The following are two patient case studies:
Case 1
Fran was 73 when she first visited Zhang Clinic on Dec. 14, 2000. She had been diagnosed with hepatocellular carcinoma (HCC) and hepatitis C in the de-compensated cirrhosis stage. Symptoms included light jaundice, gallstones, elevated ammonia (69.8), leukopenia (WBC 2.3), anemia, low platelets (60), mild ascites and edema, liver inflammation, and bile retention. She had severe fatigue and insomnia. A physical check also showed an enlarged spleen consistent with portal vein hypertension. In addition to the liver conditions, Fran also had type II diabetes. Following an MRI performed on Nov. 8, 2000, two lesions were found on her liver: one high in segment 8 measuring 2.9 x 3.0 cm; the other in segment 6, which was slightly exophytic, and measured 3.7 x 3.4 cm.

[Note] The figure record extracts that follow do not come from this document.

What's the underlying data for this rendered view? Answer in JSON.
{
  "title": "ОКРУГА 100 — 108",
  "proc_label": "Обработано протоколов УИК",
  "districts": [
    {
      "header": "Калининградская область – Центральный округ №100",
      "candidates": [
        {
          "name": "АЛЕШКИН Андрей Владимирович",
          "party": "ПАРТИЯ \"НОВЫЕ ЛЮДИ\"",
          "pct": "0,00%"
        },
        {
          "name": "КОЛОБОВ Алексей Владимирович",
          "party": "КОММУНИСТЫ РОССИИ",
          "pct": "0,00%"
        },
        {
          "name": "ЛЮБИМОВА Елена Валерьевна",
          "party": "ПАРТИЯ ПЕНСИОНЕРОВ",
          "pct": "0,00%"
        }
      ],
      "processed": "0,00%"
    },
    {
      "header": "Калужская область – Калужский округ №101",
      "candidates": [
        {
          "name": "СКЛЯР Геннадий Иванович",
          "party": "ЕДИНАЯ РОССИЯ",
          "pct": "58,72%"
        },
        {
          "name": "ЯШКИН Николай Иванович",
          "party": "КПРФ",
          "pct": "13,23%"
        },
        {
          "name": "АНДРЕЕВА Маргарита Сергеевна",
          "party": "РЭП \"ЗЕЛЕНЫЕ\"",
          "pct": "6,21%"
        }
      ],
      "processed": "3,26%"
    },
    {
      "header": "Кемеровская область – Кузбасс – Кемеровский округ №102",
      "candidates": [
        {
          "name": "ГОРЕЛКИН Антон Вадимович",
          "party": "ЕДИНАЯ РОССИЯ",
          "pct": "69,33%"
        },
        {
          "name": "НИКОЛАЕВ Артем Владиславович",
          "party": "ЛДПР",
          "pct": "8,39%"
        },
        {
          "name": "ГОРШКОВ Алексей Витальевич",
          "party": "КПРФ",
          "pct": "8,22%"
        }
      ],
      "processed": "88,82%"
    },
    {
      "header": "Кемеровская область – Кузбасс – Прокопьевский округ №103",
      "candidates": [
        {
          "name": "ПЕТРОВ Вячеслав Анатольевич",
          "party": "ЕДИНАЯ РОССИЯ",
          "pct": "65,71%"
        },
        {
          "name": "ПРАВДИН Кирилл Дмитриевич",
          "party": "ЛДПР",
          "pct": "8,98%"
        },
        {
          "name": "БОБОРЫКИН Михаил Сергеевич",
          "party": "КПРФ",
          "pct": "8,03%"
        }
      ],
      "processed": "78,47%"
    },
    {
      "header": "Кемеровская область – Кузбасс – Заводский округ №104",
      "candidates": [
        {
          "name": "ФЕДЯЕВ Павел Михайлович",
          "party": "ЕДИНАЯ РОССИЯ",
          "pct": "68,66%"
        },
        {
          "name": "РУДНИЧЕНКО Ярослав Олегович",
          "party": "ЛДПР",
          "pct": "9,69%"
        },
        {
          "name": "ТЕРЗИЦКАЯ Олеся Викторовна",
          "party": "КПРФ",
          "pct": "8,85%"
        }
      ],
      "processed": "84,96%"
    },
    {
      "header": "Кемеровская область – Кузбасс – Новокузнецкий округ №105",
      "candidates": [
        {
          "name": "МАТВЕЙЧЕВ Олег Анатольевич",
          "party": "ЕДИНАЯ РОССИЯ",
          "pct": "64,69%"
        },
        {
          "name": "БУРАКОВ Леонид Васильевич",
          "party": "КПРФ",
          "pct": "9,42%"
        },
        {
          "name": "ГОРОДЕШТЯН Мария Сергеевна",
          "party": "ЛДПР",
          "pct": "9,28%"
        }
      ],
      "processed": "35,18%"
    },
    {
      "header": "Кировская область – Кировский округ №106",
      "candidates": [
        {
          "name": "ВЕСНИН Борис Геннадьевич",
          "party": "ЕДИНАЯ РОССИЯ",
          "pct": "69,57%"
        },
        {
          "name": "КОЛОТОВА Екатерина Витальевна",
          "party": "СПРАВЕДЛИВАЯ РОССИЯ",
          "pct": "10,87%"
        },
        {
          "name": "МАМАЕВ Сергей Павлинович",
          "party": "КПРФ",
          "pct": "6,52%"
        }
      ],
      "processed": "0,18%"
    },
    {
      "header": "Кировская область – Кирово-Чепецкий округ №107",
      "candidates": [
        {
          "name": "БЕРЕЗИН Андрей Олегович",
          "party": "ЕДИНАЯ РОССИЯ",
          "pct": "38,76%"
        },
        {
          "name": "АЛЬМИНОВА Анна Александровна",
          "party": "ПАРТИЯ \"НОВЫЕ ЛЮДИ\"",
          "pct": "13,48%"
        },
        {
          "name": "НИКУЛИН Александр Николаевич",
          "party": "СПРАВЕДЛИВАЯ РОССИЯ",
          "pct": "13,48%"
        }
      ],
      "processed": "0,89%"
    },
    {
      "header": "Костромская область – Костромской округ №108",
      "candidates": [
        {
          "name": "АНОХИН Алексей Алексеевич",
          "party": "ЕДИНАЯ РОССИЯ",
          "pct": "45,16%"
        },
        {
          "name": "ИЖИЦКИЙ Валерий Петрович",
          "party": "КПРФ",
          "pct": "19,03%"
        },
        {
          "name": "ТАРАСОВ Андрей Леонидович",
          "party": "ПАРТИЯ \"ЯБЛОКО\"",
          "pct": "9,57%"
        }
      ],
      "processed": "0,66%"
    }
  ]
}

Fran was treated at the Sloan - Kettering Institute. The treatments consisted of embolism on both lesions and alcohol ablation on the lower lesion. The higher lesion was not treated with ablation due to its location being too close to the lung. She was also physically too weak at that time to tolerate ablation treatment for both lesions. As her treatment options were limited, she came to Zhang Clinic seeking alternative methods. Our treatment goals focused on restoring her liver functions and controlling the cancer. The R-6532 Capsule, a modified version of TCM formula Kang Ai Bao (Wang HZ et al. 1997) was used along with a liver supportive protocol. After 3 months on treatment, Fran’s liver functions had improved, jaundice cleared, ascites and edema eliminated, and the ammonia levels normalized. A CAT scan performed on July 19, 2001 revealed that the size of the higher lesion had decreased to 1.1 x 1.1 cm (from 2.9 x 3.0 cm) and the lower lesion had decreased in size to 2.7 x 2.3 cm. (from 3.7 x 3.4 cm). No new lesions were detected. Thereafter, a CAT scan was done every 6 months. On Dec. 18, 2003, new lesions were discovered in segment 7 and 6. At this time, Fran’s general health and liver functions were strong enough to tolerate embolism and alcohol ablation treatments and were successfully completed. Since then, we have added artesunate (Artemisia Capsule) in her protocol to treat residual cancer cells and help prevent possible relapse. Fran is now 81 and enjoys a good life quality despite her compromised liver functions 8 years after the HCC diagnosis. Her lesions are checked every 6 months and have been stable.